Aktivitas Galian C di Timiki, Papua Tengah
MEEPAGO.COM-Pemerintah Provinsi (Pemprov) Papua Tengah akhirnya mengambil langkah tegas dengan mencabut seluruh aktivitas galian C (pasir dan batu) di kawasan pusat Kota Timika. Gubernur Papua Tengah, Meki Nawipa, menegaskan kegiatan tambang tersebut merusak lingkungan, bertentangan dengan Rencana Tata Ruang Wilayah (RTRW), serta mengancam keselamatan warga.
“Lokasi itu sebetulnya diperuntukkan untuk pengembangan pariwisata. Kami sudah turun langsung dan pengelola cukup kooperatif. Sekarang kami menunggu tindak lanjut bersama Pemerintah Kabupaten Mimika,” kata Nawipa, Jumat (22/8/2025).
Langkah ini sekaligus menegaskan bahwa Pemprov Papua Tengah sejak berdiri tahun 2023 tidak pernah menerbitkan izin resmi galian C. Seluruh izin yang beredar saat ini merupakan warisan dari Provinsi Papua sebelumnya.

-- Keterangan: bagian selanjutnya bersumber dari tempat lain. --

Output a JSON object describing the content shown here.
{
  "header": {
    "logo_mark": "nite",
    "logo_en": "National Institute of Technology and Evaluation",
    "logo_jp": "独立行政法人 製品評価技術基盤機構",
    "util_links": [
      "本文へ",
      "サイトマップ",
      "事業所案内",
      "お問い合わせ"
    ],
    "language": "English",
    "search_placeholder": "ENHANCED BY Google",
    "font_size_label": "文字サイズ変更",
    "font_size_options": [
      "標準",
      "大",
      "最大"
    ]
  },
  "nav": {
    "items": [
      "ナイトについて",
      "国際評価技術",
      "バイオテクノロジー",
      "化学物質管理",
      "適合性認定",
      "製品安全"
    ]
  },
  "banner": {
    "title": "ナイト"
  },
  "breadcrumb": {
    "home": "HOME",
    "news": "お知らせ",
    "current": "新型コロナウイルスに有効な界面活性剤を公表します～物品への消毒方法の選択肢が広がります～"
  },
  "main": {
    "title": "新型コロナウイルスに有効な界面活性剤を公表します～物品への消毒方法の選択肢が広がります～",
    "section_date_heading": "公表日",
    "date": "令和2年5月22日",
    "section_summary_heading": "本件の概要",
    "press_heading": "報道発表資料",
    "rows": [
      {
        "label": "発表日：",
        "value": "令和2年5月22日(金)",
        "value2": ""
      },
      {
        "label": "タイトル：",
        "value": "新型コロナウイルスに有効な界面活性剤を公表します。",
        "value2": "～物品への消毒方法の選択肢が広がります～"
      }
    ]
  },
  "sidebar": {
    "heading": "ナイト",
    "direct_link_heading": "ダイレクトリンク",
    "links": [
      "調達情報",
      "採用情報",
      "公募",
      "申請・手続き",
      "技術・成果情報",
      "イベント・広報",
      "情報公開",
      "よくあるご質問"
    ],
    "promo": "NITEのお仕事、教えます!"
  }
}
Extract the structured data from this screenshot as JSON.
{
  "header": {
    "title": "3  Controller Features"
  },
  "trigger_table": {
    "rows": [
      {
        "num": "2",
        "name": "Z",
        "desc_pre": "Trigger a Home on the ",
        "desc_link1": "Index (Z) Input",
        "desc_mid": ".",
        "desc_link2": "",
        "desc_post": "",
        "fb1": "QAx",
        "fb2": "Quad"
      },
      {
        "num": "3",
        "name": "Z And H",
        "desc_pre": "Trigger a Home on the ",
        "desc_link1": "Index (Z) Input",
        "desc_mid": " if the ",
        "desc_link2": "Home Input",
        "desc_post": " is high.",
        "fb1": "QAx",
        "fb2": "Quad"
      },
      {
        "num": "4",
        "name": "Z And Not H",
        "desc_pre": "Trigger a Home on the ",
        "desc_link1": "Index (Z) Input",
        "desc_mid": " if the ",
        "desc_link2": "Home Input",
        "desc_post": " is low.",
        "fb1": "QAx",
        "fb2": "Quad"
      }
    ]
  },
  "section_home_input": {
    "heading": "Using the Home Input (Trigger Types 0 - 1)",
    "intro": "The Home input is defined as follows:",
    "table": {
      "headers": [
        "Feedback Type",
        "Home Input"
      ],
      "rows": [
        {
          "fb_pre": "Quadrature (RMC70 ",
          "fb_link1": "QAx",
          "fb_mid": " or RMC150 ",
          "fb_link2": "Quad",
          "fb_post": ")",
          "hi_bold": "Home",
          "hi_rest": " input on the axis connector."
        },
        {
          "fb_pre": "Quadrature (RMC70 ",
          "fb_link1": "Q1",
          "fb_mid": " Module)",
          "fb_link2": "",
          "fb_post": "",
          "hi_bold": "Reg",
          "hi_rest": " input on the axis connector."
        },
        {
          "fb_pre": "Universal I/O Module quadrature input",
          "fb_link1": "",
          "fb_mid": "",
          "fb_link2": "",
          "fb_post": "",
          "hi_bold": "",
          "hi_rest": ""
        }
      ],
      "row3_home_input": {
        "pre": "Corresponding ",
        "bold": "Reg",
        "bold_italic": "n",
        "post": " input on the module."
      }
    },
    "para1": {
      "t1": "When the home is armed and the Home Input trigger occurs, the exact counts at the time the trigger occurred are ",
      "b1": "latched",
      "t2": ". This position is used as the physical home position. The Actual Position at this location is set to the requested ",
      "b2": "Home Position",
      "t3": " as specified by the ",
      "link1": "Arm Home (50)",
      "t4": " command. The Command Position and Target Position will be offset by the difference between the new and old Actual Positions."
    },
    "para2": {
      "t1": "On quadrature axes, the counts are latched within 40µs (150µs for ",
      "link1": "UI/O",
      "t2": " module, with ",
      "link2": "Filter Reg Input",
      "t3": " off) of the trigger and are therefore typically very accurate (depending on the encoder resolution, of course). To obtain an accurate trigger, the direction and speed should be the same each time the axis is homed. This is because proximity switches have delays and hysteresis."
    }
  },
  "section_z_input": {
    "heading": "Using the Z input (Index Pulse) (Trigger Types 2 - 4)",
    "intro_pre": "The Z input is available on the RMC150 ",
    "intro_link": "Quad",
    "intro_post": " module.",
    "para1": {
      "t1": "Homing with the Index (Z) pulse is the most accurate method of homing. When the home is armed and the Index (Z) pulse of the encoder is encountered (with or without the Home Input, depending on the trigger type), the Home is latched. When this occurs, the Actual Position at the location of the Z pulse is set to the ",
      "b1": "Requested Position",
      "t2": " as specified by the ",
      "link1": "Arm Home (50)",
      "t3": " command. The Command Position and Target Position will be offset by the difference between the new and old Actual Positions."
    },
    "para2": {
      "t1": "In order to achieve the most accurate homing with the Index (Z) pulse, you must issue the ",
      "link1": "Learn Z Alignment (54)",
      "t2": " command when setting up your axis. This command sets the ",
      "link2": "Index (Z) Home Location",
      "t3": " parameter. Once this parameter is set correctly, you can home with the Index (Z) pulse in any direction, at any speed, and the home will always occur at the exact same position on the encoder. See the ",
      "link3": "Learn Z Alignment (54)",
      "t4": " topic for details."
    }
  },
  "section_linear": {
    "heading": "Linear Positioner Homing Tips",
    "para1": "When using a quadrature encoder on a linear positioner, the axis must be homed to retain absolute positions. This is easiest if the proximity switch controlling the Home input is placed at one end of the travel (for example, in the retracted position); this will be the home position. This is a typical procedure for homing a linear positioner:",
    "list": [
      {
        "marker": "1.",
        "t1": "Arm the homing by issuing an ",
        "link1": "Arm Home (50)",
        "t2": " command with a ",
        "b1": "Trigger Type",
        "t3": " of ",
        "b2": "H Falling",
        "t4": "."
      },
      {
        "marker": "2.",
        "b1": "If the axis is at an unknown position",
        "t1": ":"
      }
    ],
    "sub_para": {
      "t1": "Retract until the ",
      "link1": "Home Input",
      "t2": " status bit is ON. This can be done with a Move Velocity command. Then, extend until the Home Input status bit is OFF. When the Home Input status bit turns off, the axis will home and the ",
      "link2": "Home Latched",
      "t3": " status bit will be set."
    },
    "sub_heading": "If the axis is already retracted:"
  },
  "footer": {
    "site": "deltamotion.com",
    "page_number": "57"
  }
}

Bupati Mimika, Johannes Rettob, mendukung penuh keputusan tersebut. Ia menyebut aktivitas galian C di Kampung Hangatji, terutama sekitar Jembatan Selamat Datang SP2 dan belakang GOR Futsal SP2, telah menimbulkan ancaman serius.
“Bantaran sungai terancam longsor, potensi banjir bandang meningkat, dan genangan air bekas galian menjadi sarang nyamuk malaria. Kasus malaria melonjak signifikan di Timika akibat aktivitas ini. Nyawa warga dipertaruhkan,” tegas Rettob.
Instruksi Bupati Mimika Nomor 5 Tahun 2021 sebenarnya sudah melarang galian C di dalam kota. Namun, izin usaha masih keluar lewat sistem Online Single Submission (OSS) tanpa koordinasi dengan Pemkab Mimika dan tanpa kajian lapangan. Akibatnya, pemerintah kabupaten tidak punya kewenangan langsung untuk menghentikan aktivitas tambang yang mengantongi izin resmi.
Dewan Perwakilan Rakyat Daerah (DPRD) Mimika turut mengecam lemahnya pengawasan dan tumpang tindih kewenangan tersebut. Sejumlah anggota dewan mendesak transparansi penuh dalam penerbitan izin tambang dan penegakan hukum yang konsisten.
Penutupan ini diharapkan dapat menekan kasus malaria, mencegah banjir dan longsor, sekaligus mengembalikan fungsi tata ruang kota sesuai peruntukan. Kasus ini juga membuka mata publik bahwa sistem perizinan tambang di Papua Tengah masih carut-marut dan rawan disalahgunakan.(**).